Karl August died at Graditz, near Torgau, in 1828. Upon his contemporaries of the most various types his personality made a great impression. Karl von Dalberg, the prince-primate, who owed the coadjutorship of Mainz to the duke's friendship, said that he had never met a prince with so much understanding, character, frankness and true-heartedness; the Milanese, when he visited their city, called him the “''uomo principe'', and Goethe himself said of him that “he had the gift of discriminating intellects and characters and setting each one in his place. He was inspired by the noblest good-will, the purest humanity, and with his whole soul desired only what was best. There was in him something of the divine. He would gladly have wrought the happiness of all mankind. And finally, he was greater than his surroundings. . . Everywhere he himself saw and judged, and in all circumstances his surest foundation was in himself.” Karl August's correspondence with Goethe was published in 2 vols. at Weimar in 1863.
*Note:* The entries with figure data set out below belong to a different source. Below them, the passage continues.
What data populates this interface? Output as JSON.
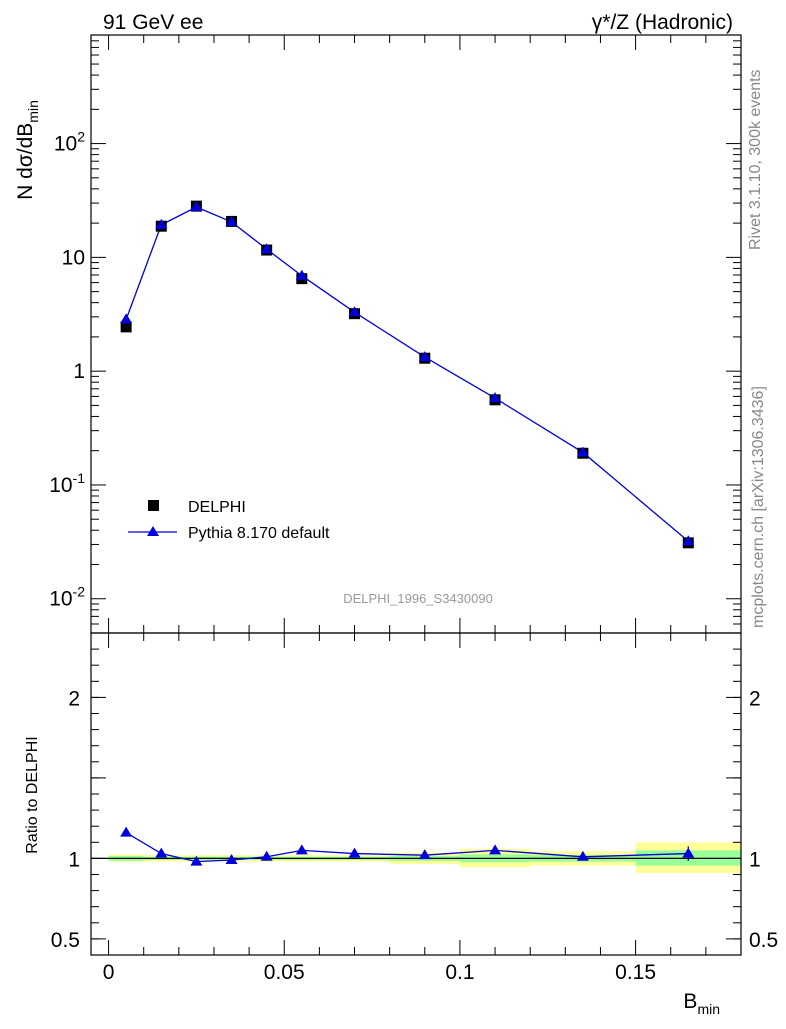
{
  "header": {
    "left": "91 GeV ee",
    "right": "γ*/Z (Hadronic)"
  },
  "side": {
    "rivet": "Rivet 3.1.10,  300k events",
    "mcplots": "mcplots.cern.ch [arXiv:1306.3436]"
  },
  "watermark": "DELPHI_1996_S3430090",
  "colors": {
    "data": "#000000",
    "mc": "#0000dd",
    "band_inner": "#99ff99",
    "band_outer": "#ffff99"
  },
  "chart_data": [
    {
      "type": "line",
      "panel": "main",
      "yscale": "log",
      "ylabel": "N dσ/dB",
      "ylabel_sub": "min",
      "xlim": [
        -0.005,
        0.18
      ],
      "ylim": [
        0.005,
        900
      ],
      "y_ticks": [
        "10^-2",
        "10^-1",
        "1",
        "10",
        "10^2"
      ],
      "legend_position": "center-left",
      "series": [
        {
          "name": "DELPHI",
          "marker": "square",
          "x": [
            0.005,
            0.015,
            0.025,
            0.035,
            0.045,
            0.055,
            0.07,
            0.09,
            0.11,
            0.135,
            0.165
          ],
          "y": [
            2.45,
            18.8,
            28.2,
            20.7,
            11.6,
            6.5,
            3.2,
            1.3,
            0.56,
            0.19,
            0.031
          ]
        },
        {
          "name": "Pythia 8.170 default",
          "marker": "triangle",
          "x": [
            0.005,
            0.015,
            0.025,
            0.035,
            0.045,
            0.055,
            0.07,
            0.09,
            0.11,
            0.135,
            0.165
          ],
          "y": [
            2.85,
            19.3,
            27.7,
            20.5,
            11.8,
            6.9,
            3.3,
            1.33,
            0.58,
            0.193,
            0.032
          ]
        }
      ]
    },
    {
      "type": "line",
      "panel": "ratio",
      "ylabel": "Ratio to DELPHI",
      "xlabel": "B",
      "xlabel_sub": "min",
      "xlim": [
        -0.005,
        0.18
      ],
      "ylim": [
        0.4,
        2.4
      ],
      "x_ticks": [
        "0",
        "0.05",
        "0.1",
        "0.15"
      ],
      "y_ticks": [
        "0.5",
        "1",
        "2"
      ],
      "series": [
        {
          "name": "Pythia 8.170 default",
          "x": [
            0.005,
            0.015,
            0.025,
            0.035,
            0.045,
            0.055,
            0.07,
            0.09,
            0.11,
            0.135,
            0.165
          ],
          "y": [
            1.16,
            1.03,
            0.98,
            0.99,
            1.01,
            1.05,
            1.03,
            1.02,
            1.05,
            1.01,
            1.03
          ]
        }
      ],
      "bands": [
        {
          "x0": 0.0,
          "x1": 0.01,
          "inner": [
            0.985,
            1.015
          ],
          "outer": [
            0.98,
            1.025
          ]
        },
        {
          "x0": 0.01,
          "x1": 0.02,
          "inner": [
            0.99,
            1.01
          ],
          "outer": [
            0.98,
            1.02
          ]
        },
        {
          "x0": 0.02,
          "x1": 0.03,
          "inner": [
            0.99,
            1.01
          ],
          "outer": [
            0.98,
            1.02
          ]
        },
        {
          "x0": 0.03,
          "x1": 0.04,
          "inner": [
            0.99,
            1.01
          ],
          "outer": [
            0.98,
            1.02
          ]
        },
        {
          "x0": 0.04,
          "x1": 0.05,
          "inner": [
            0.99,
            1.01
          ],
          "outer": [
            0.98,
            1.02
          ]
        },
        {
          "x0": 0.05,
          "x1": 0.06,
          "inner": [
            0.99,
            1.01
          ],
          "outer": [
            0.98,
            1.02
          ]
        },
        {
          "x0": 0.06,
          "x1": 0.08,
          "inner": [
            0.99,
            1.01
          ],
          "outer": [
            0.98,
            1.02
          ]
        },
        {
          "x0": 0.08,
          "x1": 0.1,
          "inner": [
            0.985,
            1.015
          ],
          "outer": [
            0.965,
            1.035
          ]
        },
        {
          "x0": 0.1,
          "x1": 0.12,
          "inner": [
            0.975,
            1.025
          ],
          "outer": [
            0.945,
            1.06
          ]
        },
        {
          "x0": 0.12,
          "x1": 0.15,
          "inner": [
            0.98,
            1.02
          ],
          "outer": [
            0.955,
            1.045
          ]
        },
        {
          "x0": 0.15,
          "x1": 0.18,
          "inner": [
            0.955,
            1.05
          ],
          "outer": [
            0.91,
            1.1
          ]
        }
      ]
    }
  ]
}
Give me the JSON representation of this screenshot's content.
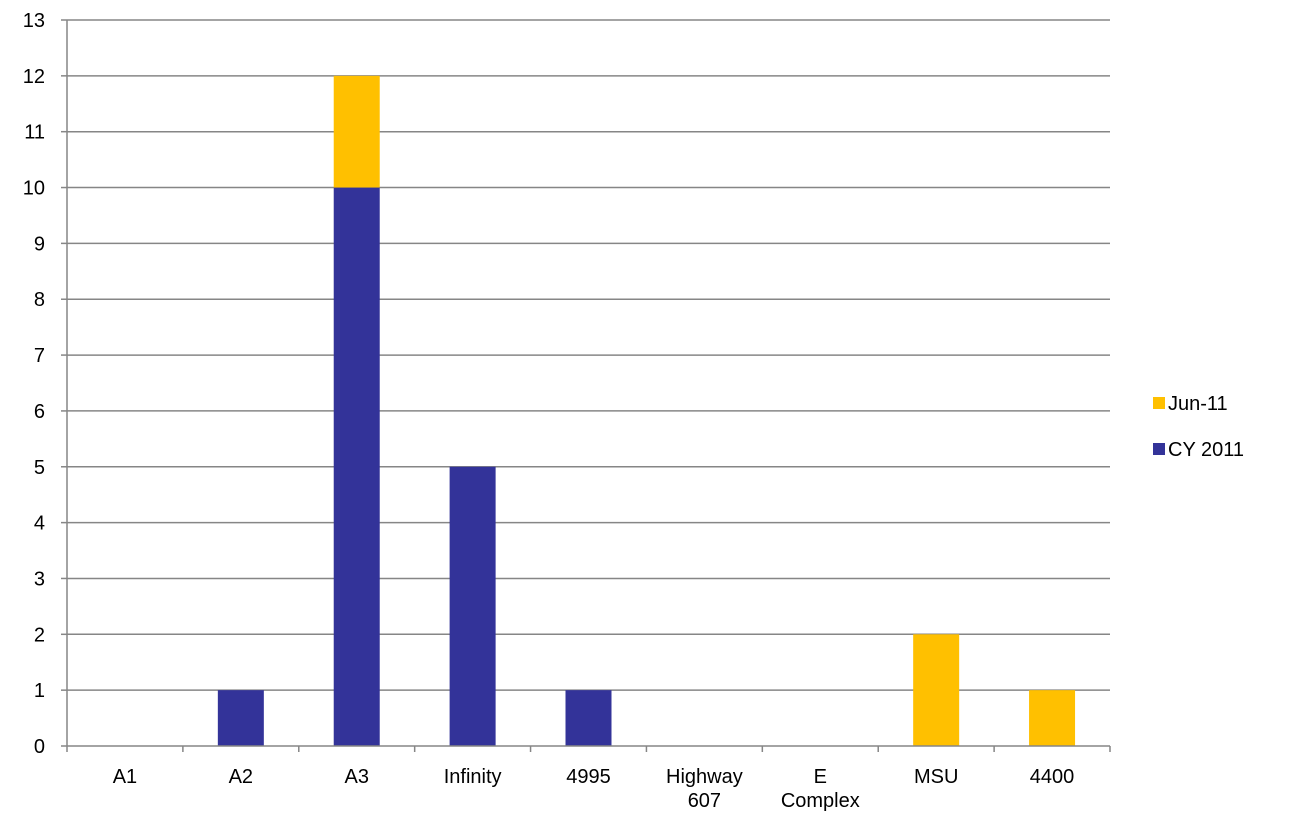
{
  "chart_data": {
    "type": "bar",
    "stacked": true,
    "categories": [
      [
        "A1"
      ],
      [
        "A2"
      ],
      [
        "A3"
      ],
      [
        "Infinity"
      ],
      [
        "4995"
      ],
      [
        "Highway",
        "607"
      ],
      [
        "E",
        "Complex"
      ],
      [
        "MSU"
      ],
      [
        "4400"
      ]
    ],
    "series": [
      {
        "name": "CY 2011",
        "color": "#333399",
        "values": [
          0,
          1,
          10,
          5,
          1,
          0,
          0,
          0,
          0
        ]
      },
      {
        "name": "Jun-11",
        "color": "#FFC000",
        "values": [
          0,
          0,
          2,
          0,
          0,
          0,
          0,
          2,
          1
        ]
      }
    ],
    "ylim": [
      0,
      13
    ],
    "y_ticks": [
      0,
      1,
      2,
      3,
      4,
      5,
      6,
      7,
      8,
      9,
      10,
      11,
      12,
      13
    ],
    "grid": true,
    "legend_position": "right",
    "legend_order": [
      "Jun-11",
      "CY 2011"
    ],
    "title": "",
    "xlabel": "",
    "ylabel": ""
  }
}
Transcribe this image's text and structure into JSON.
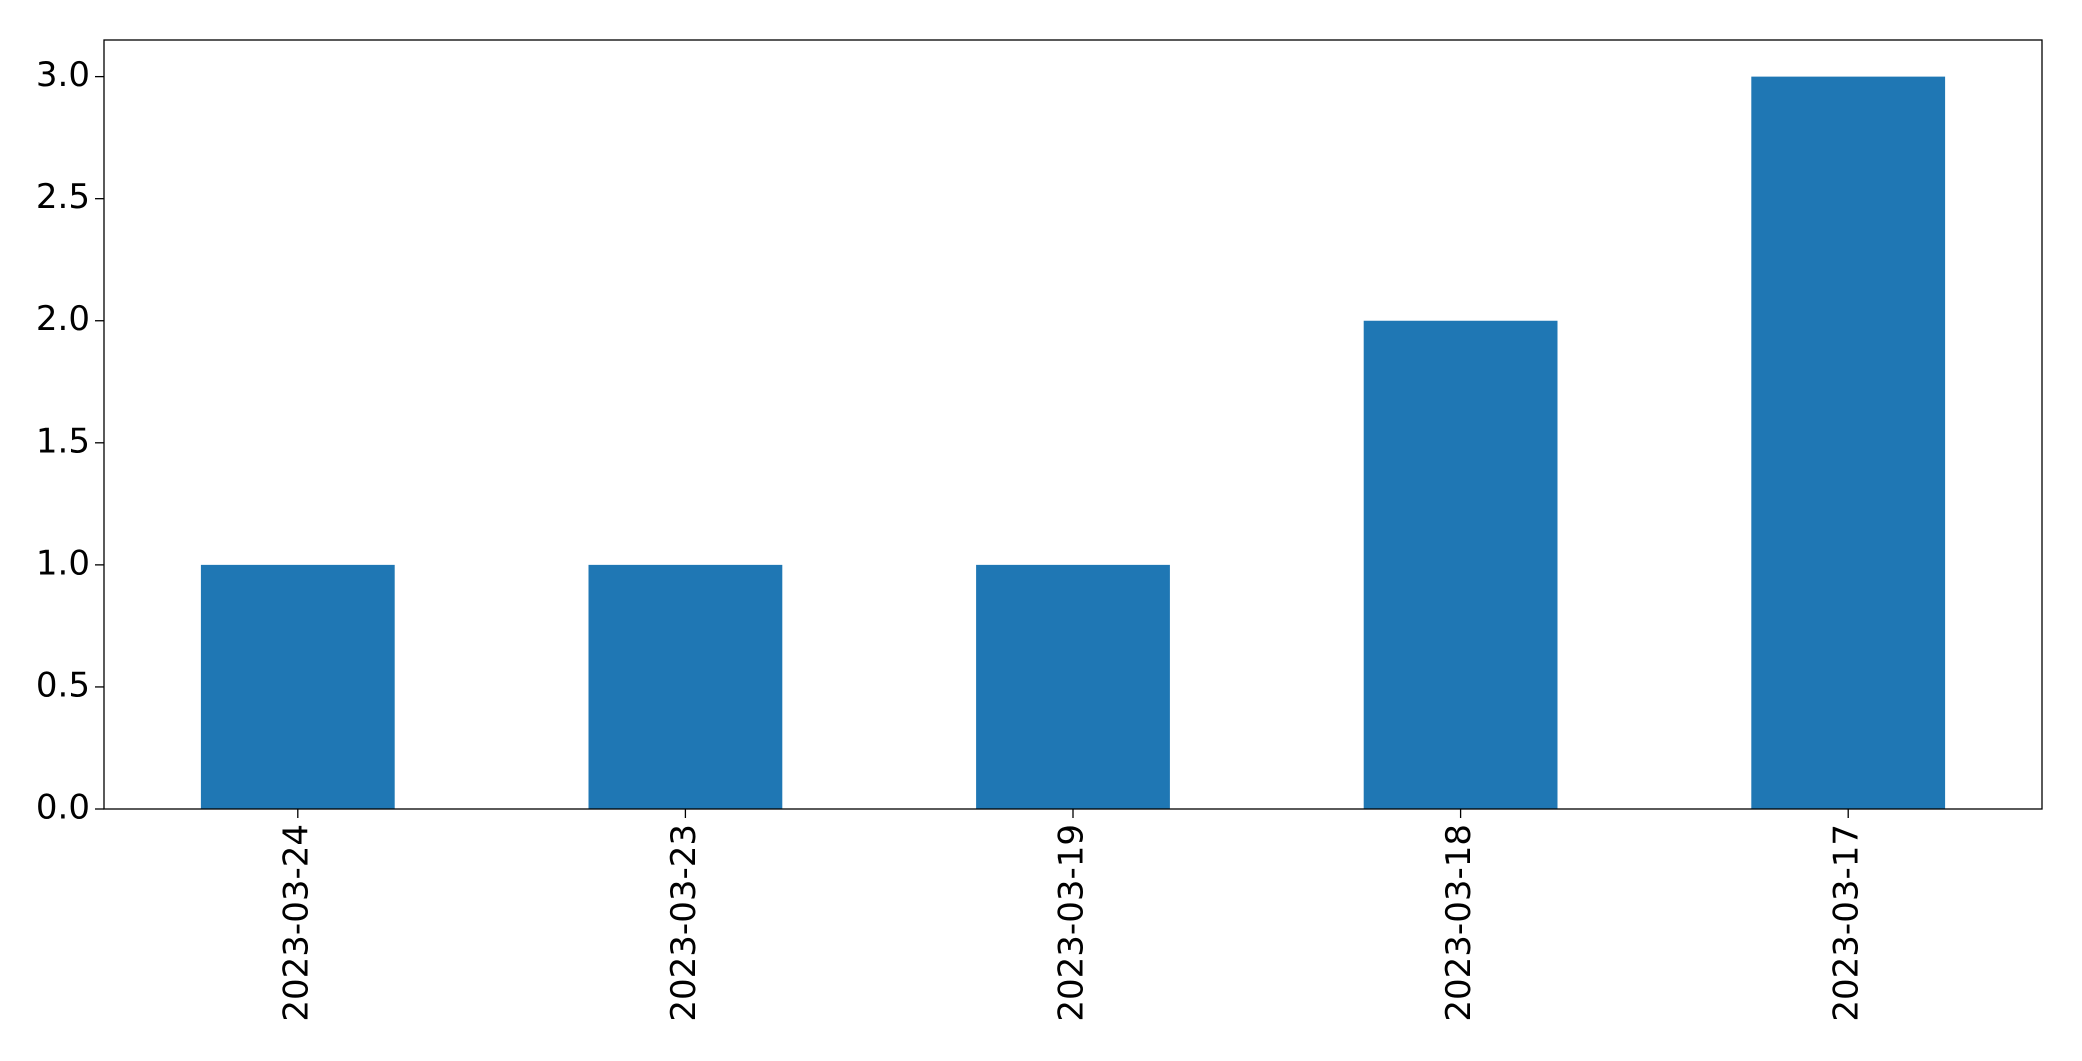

He left two surviving sons: Karl Frederick, by whom he was succeeded, and Karl Bernhard, a distinguished soldier, who, after the Congress of Vienna, became colonel of a regiment in the service of the King of the Netherlands, distinguished himself as commander of the Dutch troops in the Belgian campaign of 1830 (the ten days campaign), and from 1847 to 1850 held the command of the forces in the Dutch East Indies. Bernhard's son, William Augustus Edward, known as Prince Edward of Saxe-Weimar (b. 1823 - d. 1902), entered the British army and ended his career as a Field Marshal.
Karl August's only surviving daughter, Karoline Luise, married Frederick Ludwig, Hereditary Grand Duke of Mecklenburg-Schwerin, and was the mother of Helene (b. 1814 - d. 1858), wife of Ferdinand, Duke of Orleans, eldest son of French King Louis Philippe.